A Polícia Federal (PF) desarticulou uma organização criminosa acusada de falsificar e comercializar diplomas e históricos escolares de medicina. A operação, denominada Operação Canudo, resultou na prisão preventiva da médica Aline Candice Calor Magalhães na cidade de Luís Eduardo Magalhães, no extremo oeste baiano.
Detalhes das Prisões e Mandados
- Operação integrada: A ação policial aconteceu de forma simultânea nos estados da Bahia (Luís Eduardo Magalhães e Barreiras) e de Minas Gerais (Montes Claros e Bocaiuva).
- Balanço total: No total, a Polícia Federal cumpriu quatro mandados de busca e apreensão e três mandados de prisão.

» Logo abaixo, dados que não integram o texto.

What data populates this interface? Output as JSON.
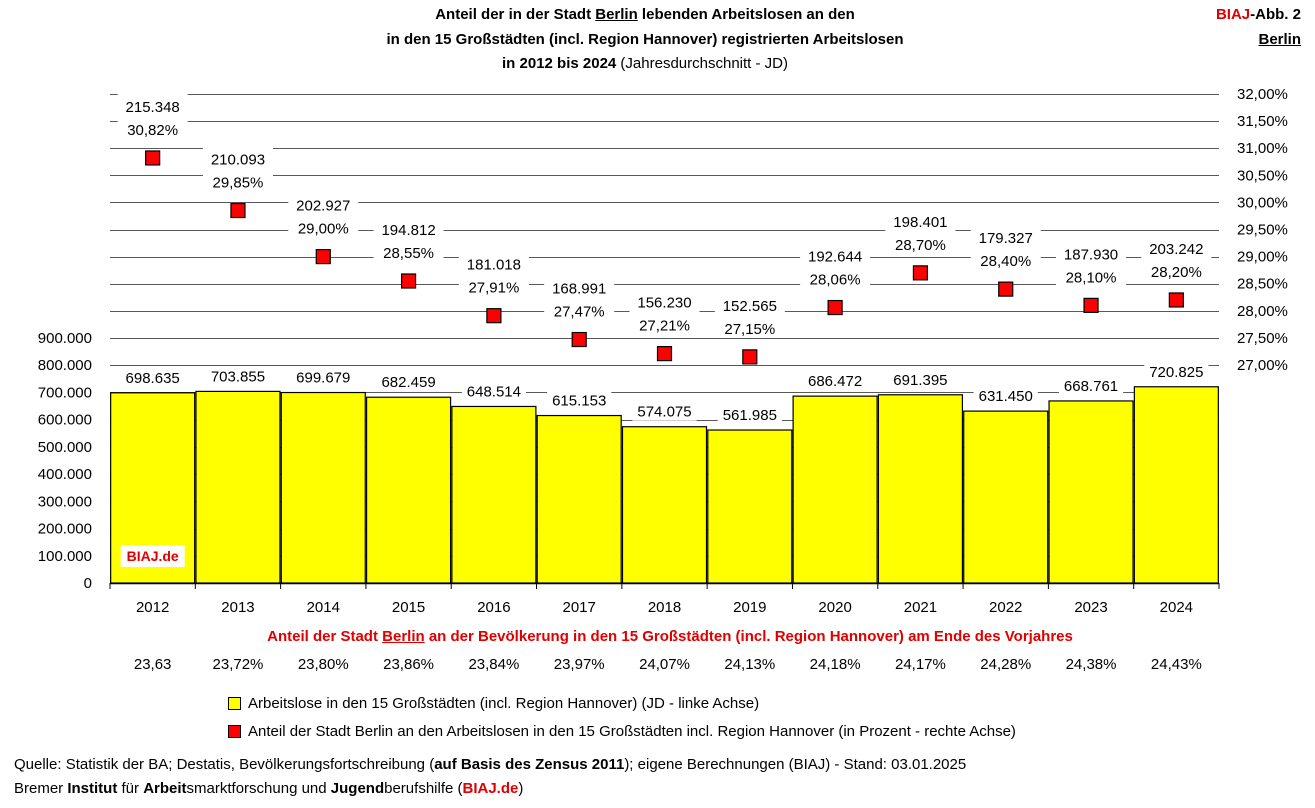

- Alvo na Bahia: Aline Candice Calor Magalhães formou-se em São Paulo e transferiu a atuação profissional para o oeste baiano, onde acabou detida preventivamente.
- Direito de resposta: A defesa da médica suspeita não foi localizada para comentar as acusações até o fechamento desta reportagem.
O Modus Operandi da Organização
A rede criminosa não se limitava a emitir registros profissionais falsificados. Ela fornecia uma estrutura completa de fraudes acadêmicas para burlar os sistemas de ensino superior e conselhos de classe:
- Documentação de base: Produção de históricos escolares e certificados falsos.
- Fraude em universidades: Uso de documentos falsificados para simular transferências externas de faculdades.
- Ingresso facilitado: Inserção ilícita de estudantes diretamente nos períodos finais de cursos de graduação em medicina.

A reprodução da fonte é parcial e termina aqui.